How to learn from very little data? Analogy! Analogizers can learn from as little as one example because they never from a model.
Analogical reasoning has a distinguished intellectual pedigree.
- Aristotle: law of similarity: if two things are similar, the thought of one will tend to trigger the tought of the other
- Locke and Hume
- Nietzche: Truth is a mobile army of metaphors
- William James: this sense of sameness is the very keel and backbone of our thinking
- Contemporary psychologists: human cognition in its entirety is a fabric of analogies
- Teenagers who insert “like” into every sentence they say would probably, like, agree that analogy is important, dude.
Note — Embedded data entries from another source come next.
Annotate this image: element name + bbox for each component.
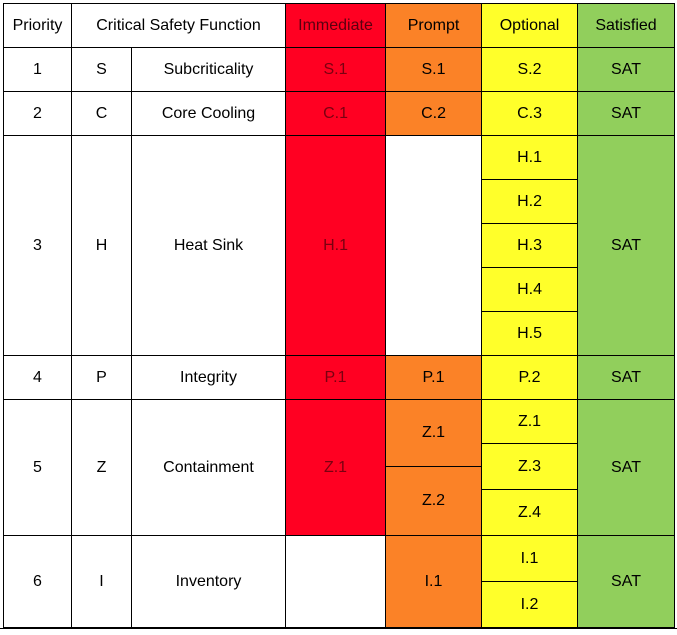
prompt-cell: S.1 [385,47,483,92]
immediate-cell-empty [285,535,387,628]
prompt-cell: P.1 [385,355,483,400]
table-subrow: H.5 [4,311,675,356]
table-subrow: I.2 [4,581,675,628]
table-row: 6 I Inventory I.1 I.1 SAT [3,535,676,628]
csf-name-cell: Inventory [130,535,287,628]
table-row: 3 H Heat Sink H.1 H.1 SAT [3,135,676,356]
header-prompt: Prompt [385,3,483,48]
header-priority: Priority [3,3,72,48]
immediate-cell: C.1 [285,91,387,136]
table-subrow: Z.2 [4,466,675,536]
csf-code-cell: H [71,135,132,356]
immediate-cell: P.1 [285,355,387,400]
csf-name-cell: Subcriticality [130,47,287,92]
optional-cell: C.3 [481,91,579,136]
immediate-cell: Z.1 [285,399,387,536]
table-row: 4 P Integrity P.1 P.1 P.2 SAT [3,355,676,400]
immediate-cell: H.1 [285,135,387,356]
optional-cell: P.2 [481,355,579,400]
csf-name-cell: Core Cooling [130,91,287,136]
prompt-cell: I.1 [385,535,483,628]
priority-cell: 2 [3,91,72,136]
header-csf: Critical Safety Function [70,3,287,48]
table-subrow: H.2 [4,179,675,224]
table-row: 1 S Subcriticality S.1 S.1 S.2 SAT [3,47,676,92]
prompt-cell: C.2 [385,91,483,136]
header-satisfied: Satisfied [577,3,676,48]
satisfied-cell: SAT [577,535,676,628]
satisfied-cell: SAT [577,91,676,136]
csf-name-cell: Integrity [130,355,287,400]
csf-code-cell: S [71,47,132,92]
priority-cell: 1 [3,47,72,92]
optional-cell: Z.3 [481,443,579,490]
optional-cell: H.3 [481,223,579,268]
priority-cell: 6 [3,535,72,628]
optional-cell: H.4 [481,267,579,312]
optional-cell: I.1 [481,535,579,582]
satisfied-cell: SAT [577,47,676,92]
bottom-border-line [0,628,677,635]
optional-cell: I.2 [481,581,579,628]
optional-cell: H.5 [481,311,579,356]
optional-cell: H.2 [481,179,579,224]
csf-code-cell: C [71,91,132,136]
optional-cell: H.1 [481,135,579,180]
prompt-cell: Z.2 [385,466,483,536]
priority-cell: 4 [3,355,72,400]
table-row: 5 Z Containment Z.1 Z.1 Z.1 SAT [3,399,676,536]
csf-code-cell: Z [71,399,132,536]
prompt-cell-empty [385,135,483,356]
table-row: 2 C Core Cooling C.1 C.2 C.3 SAT [3,91,676,136]
table-subrow: Z.3 [4,443,675,490]
table-subrow: H.3 [4,223,675,268]
immediate-cell: S.1 [285,47,387,92]
priority-cell: 3 [3,135,72,356]
csf-code-cell: P [71,355,132,400]
prompt-cell: Z.1 [385,399,483,467]
priority-cell: 5 [3,399,72,536]
csf-code-cell: I [71,535,132,628]
satisfied-cell: SAT [577,135,676,356]
header-optional: Optional [481,3,579,48]
satisfied-cell: SAT [577,399,676,536]
critical-safety-function-table: Priority Critical Safety Function Immedi… [3,3,676,628]
optional-cell: Z.1 [481,399,579,444]
optional-cell: Z.4 [481,489,579,536]
header-row: Priority Critical Safety Function Immedi… [3,3,676,48]
csf-name-cell: Heat Sink [130,135,287,356]
header-immediate: Immediate [285,3,387,48]
csf-name-cell: Containment [130,399,287,536]
optional-cell: S.2 [481,47,579,92]
table-subrow: Z.4 [4,489,675,536]
satisfied-cell: SAT [577,355,676,400]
Analogy got off to a slow start, and was initially overshadowed by neural networks.
- Nearest-neighbor algorithm
- Analogical reasoning
Nearest neighbor algorithm is the simplest and fastest learning algorithm. It consists of doing exactly nothing, and takes zero time to run. Can’t beat that. But there is a price to pay, and the prices comes at test time.
The entire genre of learning that nearest-neighbor is part of is sometimes called “lazy learning”
NN is able to implicitly form a very intricate border.
As the number of dimensions goes up, things fall apart pretty quickly. In high dimensionality, the notion of similarity itself breaks down.
Consider an orange: a tasty ball of pulp surrounded by a thin shell of skin. Let’s say 90% of the radium of an orange is occupied by pulp, and the remaining 10% by skin. That means 73% of the volume is orange is pulp (0.9^3). Now for a hyperorange in 100 dimension. The pulp has shrunk to 0.9^100 of the hyperorange’s volume. The hyperorange is all skin, and you’ll never be done peeling it!
With a high-dimensional normal distribution, you’re more likely to get a ample far from the mean than close to it. A bell curve in hyperspace looks more like a doughnut than a bell.
Decision trees are not immune to the curse of dimensionality. A decision tree can approximate a sphere by the smallest cube it fits inside. Not perfect, but not too bad either: only the corners of the cube get misclassified. But in high dimensions, almost the entire volume of the hypercube lies outside of the hypersphere. For every example you correctly classify as positive, you incorrectly classify many negative ones as positive, causing your accuracy to plummet.
No learner is immune to the curse of dimensionality. It’s the second worst problem in ML, after overfitting.
- Get rid of the irrelevant dimensions.
- Learn attribute weights, shrink the less-relevant ones.
With the advent of deep learning, connectionists have regained the upper hand. Networks with many layers can express many functions more compactly than SVMs, which always have just one layer.
A notable early success of SVM was in text classification.
The fewer support vectors an SVM selects, the better it generalizes.
The most important question in any analogical learner is how to measure similarity. Another one is to know what we can infer about new object based on similar ones we’ve found.
Analogizer’s neatest trick is learning across problem domains.
Douglas Hofstandter, cognitive scientist and author of Godel, Escher, Bach: An Eternal Golden Braid, is probably the world’s best known analogizer. He argued passionately that all intelligent behavior reduces to analogy.